2009 年 5 巻 4 号 p. 529-541
Objective. To attain higher efficiency in expediting LCA researches, it is inevitable to utilize background data wherever environmental load is considered small. For this reason, development of background database should be an issue of utmost urgency; but in fact, much inventory data collection still has to be done. Presently, background database are often found built up on the ground of inventory data that are inconsistent in data origins; which may affect reliability of thus-developed database. If not enough careful consideration is given to this fact, LCA studies can most likely result in serious misinterpretation. Data quality management of background data is, therefore, indispensable for every LCA researcher when self-evaluation or verification of his/her LCA study is sought after. Objective of our study was to develop a practical method that is useful for evaluation/verification of the quality of various exiting background data. Coping with the limited availability of information on data quality studies, priority was given to developing a practical method that could help an easy and general evaluation of background data quality.
Results and Discussion.
1) Factors required for more reliable background data were selected referring to the data quality requirements of ISO for inventory data. Then problems in existing data quality were discussed. ISO’s requirements of inventory data are coverage, completeness and representativeness of the data, consistency and reproducibility of the method, sources of the data, uncertainty of the information and so on. In contrast, many factors of existing data like consistency, reproducibility, uncertainty were unknown for lack of data information.

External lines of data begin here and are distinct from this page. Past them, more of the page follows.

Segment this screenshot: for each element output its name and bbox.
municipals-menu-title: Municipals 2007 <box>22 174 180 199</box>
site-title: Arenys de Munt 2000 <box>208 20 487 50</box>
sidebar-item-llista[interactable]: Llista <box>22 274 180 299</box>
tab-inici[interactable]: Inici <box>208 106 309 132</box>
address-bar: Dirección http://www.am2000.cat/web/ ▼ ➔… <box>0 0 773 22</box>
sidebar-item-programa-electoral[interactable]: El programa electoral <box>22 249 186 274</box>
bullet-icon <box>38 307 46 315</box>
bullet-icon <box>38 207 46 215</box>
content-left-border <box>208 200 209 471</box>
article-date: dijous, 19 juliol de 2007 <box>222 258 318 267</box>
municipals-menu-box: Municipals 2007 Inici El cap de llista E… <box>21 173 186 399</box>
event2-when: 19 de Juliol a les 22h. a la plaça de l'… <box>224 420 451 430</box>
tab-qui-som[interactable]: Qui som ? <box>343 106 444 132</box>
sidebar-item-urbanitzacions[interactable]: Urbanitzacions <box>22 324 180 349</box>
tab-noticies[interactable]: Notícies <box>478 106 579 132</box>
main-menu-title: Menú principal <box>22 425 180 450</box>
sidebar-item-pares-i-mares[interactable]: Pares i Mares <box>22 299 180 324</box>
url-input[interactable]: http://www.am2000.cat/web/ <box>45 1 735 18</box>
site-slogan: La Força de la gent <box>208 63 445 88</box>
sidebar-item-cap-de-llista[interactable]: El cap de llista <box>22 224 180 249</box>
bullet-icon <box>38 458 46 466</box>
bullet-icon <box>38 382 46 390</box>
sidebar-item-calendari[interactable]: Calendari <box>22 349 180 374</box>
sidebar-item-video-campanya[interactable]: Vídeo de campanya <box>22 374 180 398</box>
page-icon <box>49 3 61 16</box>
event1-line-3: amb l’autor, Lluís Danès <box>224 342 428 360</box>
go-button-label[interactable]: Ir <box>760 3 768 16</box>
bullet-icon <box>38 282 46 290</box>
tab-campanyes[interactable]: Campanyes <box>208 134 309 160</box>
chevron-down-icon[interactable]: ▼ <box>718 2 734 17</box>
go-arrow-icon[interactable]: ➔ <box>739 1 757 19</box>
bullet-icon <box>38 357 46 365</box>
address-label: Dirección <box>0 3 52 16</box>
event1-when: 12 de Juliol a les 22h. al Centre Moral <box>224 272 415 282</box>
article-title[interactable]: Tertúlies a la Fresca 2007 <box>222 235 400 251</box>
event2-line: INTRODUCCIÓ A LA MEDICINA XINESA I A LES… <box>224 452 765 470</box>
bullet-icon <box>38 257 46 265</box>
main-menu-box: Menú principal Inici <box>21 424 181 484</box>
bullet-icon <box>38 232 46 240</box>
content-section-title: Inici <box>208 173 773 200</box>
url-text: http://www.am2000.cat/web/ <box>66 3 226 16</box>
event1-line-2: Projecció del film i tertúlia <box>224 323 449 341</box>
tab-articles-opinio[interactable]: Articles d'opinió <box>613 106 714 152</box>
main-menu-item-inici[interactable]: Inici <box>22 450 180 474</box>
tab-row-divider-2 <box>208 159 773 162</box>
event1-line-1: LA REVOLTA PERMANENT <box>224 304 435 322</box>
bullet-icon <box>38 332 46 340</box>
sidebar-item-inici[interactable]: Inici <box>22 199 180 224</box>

2) The method of data quality management for background data was proposed. In this method, background data from each data source is evaluated in quality from comprehensiveness of input data and range of coverage. The former is classified into 5 levels, the latter is classified into 4.
3) More than 900 existing data were evaluated using the method, and the overall quality of existing data was profiled.

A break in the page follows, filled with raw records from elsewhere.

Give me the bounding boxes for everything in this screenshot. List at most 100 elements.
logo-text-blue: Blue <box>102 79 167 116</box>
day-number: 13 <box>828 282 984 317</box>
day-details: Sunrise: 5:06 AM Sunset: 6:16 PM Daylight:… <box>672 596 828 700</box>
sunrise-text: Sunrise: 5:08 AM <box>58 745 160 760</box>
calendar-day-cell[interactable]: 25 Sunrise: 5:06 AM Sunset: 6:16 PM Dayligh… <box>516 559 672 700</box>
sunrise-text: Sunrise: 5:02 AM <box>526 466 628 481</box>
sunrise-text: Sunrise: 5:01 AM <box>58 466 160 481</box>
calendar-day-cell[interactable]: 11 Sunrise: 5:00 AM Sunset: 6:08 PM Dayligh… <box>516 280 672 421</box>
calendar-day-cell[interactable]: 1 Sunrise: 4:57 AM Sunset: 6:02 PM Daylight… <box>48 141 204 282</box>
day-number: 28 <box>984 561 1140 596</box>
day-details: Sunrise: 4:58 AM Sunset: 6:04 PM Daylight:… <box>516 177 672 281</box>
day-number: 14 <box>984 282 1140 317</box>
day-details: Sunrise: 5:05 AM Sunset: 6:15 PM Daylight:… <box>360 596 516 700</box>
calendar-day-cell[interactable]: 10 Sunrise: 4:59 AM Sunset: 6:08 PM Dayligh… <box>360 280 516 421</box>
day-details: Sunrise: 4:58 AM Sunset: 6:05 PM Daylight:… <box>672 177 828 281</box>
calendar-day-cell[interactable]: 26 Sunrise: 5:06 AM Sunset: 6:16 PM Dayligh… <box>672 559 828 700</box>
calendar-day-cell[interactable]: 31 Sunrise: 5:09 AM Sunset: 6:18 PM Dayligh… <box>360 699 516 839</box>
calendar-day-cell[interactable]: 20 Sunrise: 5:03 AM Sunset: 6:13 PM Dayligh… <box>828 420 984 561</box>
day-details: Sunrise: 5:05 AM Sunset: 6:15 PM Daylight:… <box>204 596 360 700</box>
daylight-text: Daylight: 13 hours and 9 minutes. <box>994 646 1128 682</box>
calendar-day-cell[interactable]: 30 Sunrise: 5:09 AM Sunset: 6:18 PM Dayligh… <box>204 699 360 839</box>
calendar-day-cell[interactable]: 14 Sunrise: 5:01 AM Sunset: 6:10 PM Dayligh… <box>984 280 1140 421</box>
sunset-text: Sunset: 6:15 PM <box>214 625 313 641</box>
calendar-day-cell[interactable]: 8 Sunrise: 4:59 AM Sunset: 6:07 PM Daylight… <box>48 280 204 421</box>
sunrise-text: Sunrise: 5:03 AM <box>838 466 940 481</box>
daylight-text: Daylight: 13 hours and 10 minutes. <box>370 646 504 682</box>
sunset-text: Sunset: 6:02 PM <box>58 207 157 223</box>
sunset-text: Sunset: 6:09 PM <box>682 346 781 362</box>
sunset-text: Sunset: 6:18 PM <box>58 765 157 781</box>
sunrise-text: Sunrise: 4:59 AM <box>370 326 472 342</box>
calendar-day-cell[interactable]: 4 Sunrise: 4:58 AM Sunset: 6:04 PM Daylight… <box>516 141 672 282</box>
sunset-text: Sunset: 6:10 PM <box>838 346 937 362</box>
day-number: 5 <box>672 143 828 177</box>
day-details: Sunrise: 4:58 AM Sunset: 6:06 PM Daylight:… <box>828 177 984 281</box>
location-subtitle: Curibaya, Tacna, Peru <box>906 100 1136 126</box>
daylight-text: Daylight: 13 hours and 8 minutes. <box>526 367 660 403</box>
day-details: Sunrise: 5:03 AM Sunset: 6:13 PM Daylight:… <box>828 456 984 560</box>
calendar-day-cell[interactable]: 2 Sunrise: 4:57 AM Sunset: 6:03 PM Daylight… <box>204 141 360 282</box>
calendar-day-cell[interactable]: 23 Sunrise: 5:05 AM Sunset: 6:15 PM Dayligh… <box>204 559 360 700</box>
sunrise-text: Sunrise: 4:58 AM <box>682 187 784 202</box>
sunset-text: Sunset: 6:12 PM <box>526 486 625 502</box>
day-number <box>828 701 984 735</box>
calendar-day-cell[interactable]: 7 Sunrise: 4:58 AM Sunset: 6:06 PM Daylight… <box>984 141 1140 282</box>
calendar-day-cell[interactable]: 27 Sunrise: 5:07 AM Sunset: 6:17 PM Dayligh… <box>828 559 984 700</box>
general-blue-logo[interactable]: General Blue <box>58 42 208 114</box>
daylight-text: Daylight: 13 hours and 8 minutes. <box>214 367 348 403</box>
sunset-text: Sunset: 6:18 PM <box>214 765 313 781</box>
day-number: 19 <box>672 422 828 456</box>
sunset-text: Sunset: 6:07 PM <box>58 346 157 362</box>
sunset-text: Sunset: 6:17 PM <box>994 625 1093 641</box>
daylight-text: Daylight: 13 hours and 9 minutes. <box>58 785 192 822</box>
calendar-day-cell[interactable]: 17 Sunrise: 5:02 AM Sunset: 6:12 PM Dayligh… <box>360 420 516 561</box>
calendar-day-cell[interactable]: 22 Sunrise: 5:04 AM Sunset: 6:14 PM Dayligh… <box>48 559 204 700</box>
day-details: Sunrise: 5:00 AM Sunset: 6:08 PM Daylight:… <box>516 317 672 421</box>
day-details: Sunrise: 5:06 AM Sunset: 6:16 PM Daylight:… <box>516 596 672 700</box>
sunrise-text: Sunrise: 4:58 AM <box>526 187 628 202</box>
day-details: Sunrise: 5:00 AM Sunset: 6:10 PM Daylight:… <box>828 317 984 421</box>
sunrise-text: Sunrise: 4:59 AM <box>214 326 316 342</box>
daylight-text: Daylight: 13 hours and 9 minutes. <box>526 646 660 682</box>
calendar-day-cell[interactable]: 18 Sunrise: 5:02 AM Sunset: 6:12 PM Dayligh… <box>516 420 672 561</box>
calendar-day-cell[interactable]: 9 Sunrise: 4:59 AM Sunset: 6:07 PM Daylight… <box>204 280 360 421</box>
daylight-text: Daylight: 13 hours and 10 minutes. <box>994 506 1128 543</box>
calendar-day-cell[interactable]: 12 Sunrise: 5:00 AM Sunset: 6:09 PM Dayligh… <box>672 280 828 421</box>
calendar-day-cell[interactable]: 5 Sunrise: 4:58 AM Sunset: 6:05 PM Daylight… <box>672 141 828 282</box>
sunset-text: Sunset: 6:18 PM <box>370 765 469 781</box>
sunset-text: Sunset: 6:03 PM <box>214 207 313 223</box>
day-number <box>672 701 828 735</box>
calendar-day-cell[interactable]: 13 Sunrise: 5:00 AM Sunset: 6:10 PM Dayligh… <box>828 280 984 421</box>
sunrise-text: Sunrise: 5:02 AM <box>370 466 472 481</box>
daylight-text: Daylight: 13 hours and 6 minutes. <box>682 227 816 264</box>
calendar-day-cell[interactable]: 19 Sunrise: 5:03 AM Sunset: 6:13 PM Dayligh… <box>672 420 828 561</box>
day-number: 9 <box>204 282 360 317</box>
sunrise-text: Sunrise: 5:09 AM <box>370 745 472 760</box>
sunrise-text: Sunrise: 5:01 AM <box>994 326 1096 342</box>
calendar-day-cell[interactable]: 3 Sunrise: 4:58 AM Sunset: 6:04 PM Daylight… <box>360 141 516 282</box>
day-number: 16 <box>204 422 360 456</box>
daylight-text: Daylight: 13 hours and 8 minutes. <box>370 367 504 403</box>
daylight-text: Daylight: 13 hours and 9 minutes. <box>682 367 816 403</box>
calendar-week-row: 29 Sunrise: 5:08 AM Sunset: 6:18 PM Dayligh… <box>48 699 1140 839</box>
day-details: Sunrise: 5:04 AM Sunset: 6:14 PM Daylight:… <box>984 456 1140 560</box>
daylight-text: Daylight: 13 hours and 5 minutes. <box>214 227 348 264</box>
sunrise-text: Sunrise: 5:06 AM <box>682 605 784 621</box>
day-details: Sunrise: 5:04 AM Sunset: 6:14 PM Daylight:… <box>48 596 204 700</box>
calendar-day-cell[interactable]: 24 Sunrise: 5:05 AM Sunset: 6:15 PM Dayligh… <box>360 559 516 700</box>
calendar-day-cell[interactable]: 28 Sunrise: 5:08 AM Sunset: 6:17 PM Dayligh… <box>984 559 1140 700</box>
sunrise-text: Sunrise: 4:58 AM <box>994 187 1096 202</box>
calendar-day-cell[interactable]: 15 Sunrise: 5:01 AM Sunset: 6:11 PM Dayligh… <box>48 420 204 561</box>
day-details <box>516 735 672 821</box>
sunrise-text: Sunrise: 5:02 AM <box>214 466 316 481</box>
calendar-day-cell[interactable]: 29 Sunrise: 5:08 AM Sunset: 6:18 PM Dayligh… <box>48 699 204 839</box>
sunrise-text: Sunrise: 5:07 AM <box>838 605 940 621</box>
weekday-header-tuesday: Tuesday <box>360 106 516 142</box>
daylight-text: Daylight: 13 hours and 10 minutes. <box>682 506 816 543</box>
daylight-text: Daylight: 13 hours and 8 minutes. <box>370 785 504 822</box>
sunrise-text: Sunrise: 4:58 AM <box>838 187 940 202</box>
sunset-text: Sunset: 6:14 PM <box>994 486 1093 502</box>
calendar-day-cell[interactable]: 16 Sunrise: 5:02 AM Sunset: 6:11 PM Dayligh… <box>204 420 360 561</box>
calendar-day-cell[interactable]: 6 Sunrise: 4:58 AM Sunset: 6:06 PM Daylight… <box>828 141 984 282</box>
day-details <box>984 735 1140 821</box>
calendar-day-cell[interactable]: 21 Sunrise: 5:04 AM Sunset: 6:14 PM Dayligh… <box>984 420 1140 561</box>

4) Future assignments in management of background data quality were discussed based on the study above. Efforts are to be made to record information related to data quality, to make a set of rules to improve data quality and so on.
Conclusions. The method of data quality evaluation for management of existing background data was developed, so that can evaluate the quality broadly and easily. This will help select most suitable data and make more accurate LCA data analyses.